Implementing and Validating an ERP System – some tips
- Monday, February 27, 2017
If you speak to any CSV or software validation expert about any complex projects that they have been involved in, a wide variety of different challenges may emerge. From dealing with unverified third party data to building graphics screens that represent a particular process stream, different challenges need to be overcome in order to provide fully compliant and dynamic computerized systems.
One of the most common projects that involves the widest range of issues to overcome can be the installation of an ERP system across a manufacturing site. In this blog, we’ll discuss different challenges that can arise and how to overcome them.
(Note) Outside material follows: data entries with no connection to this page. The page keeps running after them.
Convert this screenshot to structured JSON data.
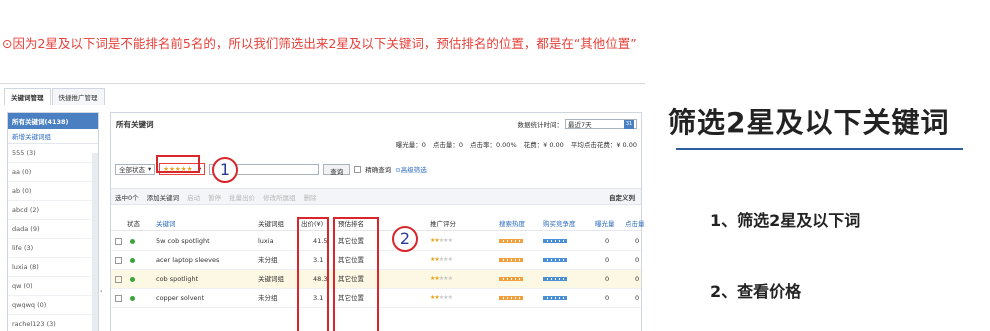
{
  "note": "⊙因为2星及以下词是不能排名前5名的，所以我们筛选出来2星及以下关键词，预估排名的位置，都是在“其他位置”",
  "tabs": [
    "关键词管理",
    "快捷推广管理"
  ],
  "sidebar": {
    "header": "所有关键词(4138)",
    "new_group": "新增关键词组",
    "items": [
      "555 (3)",
      "aa (0)",
      "ab (0)",
      "abcd (2)",
      "dada (9)",
      "life (3)",
      "luxia (8)",
      "qw (0)",
      "qwqwq (0)",
      "rachel123 (3)"
    ],
    "collapse": "‹"
  },
  "main": {
    "title": "所有关键词",
    "stats_range_label": "数据统计时间：",
    "stats_range_value": "最近7天",
    "calendar_icon": "31",
    "stats": [
      "曝光量：0",
      "点击量：0",
      "点击率：0.00%",
      "花费：¥ 0.00",
      "平均点击花费：¥ 0.00"
    ]
  },
  "filters": {
    "status": "全部状态",
    "star_filter": "★★★★★",
    "query_button": "查询",
    "exact_query": "精确查询",
    "advanced": "⊙高级筛选"
  },
  "toolbar": {
    "selected": "选中0个",
    "add_keyword": "添加关键词",
    "enable": "启动",
    "pause": "暂停",
    "batch_bid": "批量出价",
    "edit_group": "修改所属组",
    "delete": "删除",
    "customize": "自定义列"
  },
  "table": {
    "headers": [
      "状态",
      "关键词",
      "关键词组",
      "出价(¥)",
      "预估排名",
      "推广评分",
      "搜索热度",
      "购买竞争度",
      "曝光量",
      "点击量"
    ],
    "rows": [
      {
        "keyword": "5w cob spotlight",
        "group": "luxia",
        "bid": "41.5",
        "rank": "其它位置",
        "stars": 2,
        "exposure": "0",
        "clicks": "0"
      },
      {
        "keyword": "acer laptop sleeves",
        "group": "未分组",
        "bid": "3.1",
        "rank": "其它位置",
        "stars": 2,
        "exposure": "0",
        "clicks": "0"
      },
      {
        "keyword": "cob spotlight",
        "group": "关键词组",
        "bid": "48.3",
        "rank": "其它位置",
        "stars": 2,
        "exposure": "0",
        "clicks": "0"
      },
      {
        "keyword": "copper solvent",
        "group": "未分组",
        "bid": "3.1",
        "rank": "其它位置",
        "stars": 2,
        "exposure": "0",
        "clicks": "0"
      }
    ]
  },
  "annotations": {
    "circle1": "1",
    "circle2": "2"
  },
  "right_panel": {
    "title": "筛选2星及以下关键词",
    "step1": "1、筛选2星及以下词",
    "step2": "2、查看价格"
  },
  "colors": {
    "accent_red": "#d8262b",
    "note_red": "#e8403a",
    "brand_blue": "#4a7fc1",
    "star_gold": "#e9a31b"
  }
}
Selecting the right ERP software vendor
Let’s be honest, this is probably the most important decision to make. Each individual stakeholder will have different selection criteria – finance will want the most cost effective system, IT will want the most user friendly option and engineering will want the package with the widest range of uses. It’s important to base your decision on not what the cheapest option is – aim for one that keeps all stakeholders happy.
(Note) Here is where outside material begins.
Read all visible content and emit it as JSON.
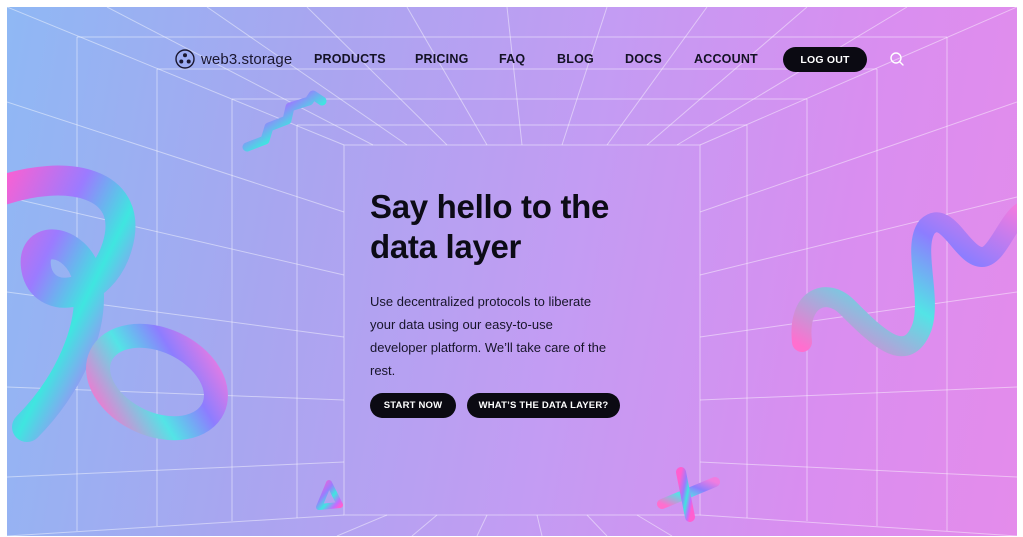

Risk assessment & risk based decisions
From a validation and business perspective, performing a correct risk assessment on all aspects of the URS is critical. This will help set out the exact levels of validation required. During planning, a risk assessment will determine what testing approach can be taken and risk based decisions during this phase can reduce a lot of duplicate testing. It is possible that the same software would be tested in integration testing, FAT, SAT, IQ/OQ/PQ, so cutting down on un-necessary testing will reduce the overall project costs.
Because of the variety of functions that ERP systems provide, an installation project requires the support of a wide number of departments in order to achieve success. To help this implementation, allocating specific timelines to particular tasks and involving each department will encourage a spirit of togetherness and provide full visibility on how the project is progressing.
Correct and prevent
ERP implementation can be extremely complex and pose challenges to all aspects of an organization-during testing, pre-go live and when in full operation. It’s inevitable that there will be setbacks – key personnel may leave, taking with them expert knowledge, there could be budget cuts which could curtail or postpone essential activities. Any organization should use the downtime to address the reason for the setback and plan against future occurrences – prevention is better than cure.
So, to summarise, when implementing an ERP system, it’s important to base a solution not on cost but on the software that best suits all stakeholders’ interests. An organization should make risk based decisions on validation, look for multi department co-operation and use setbacks or delays as a mean of continuous improvement.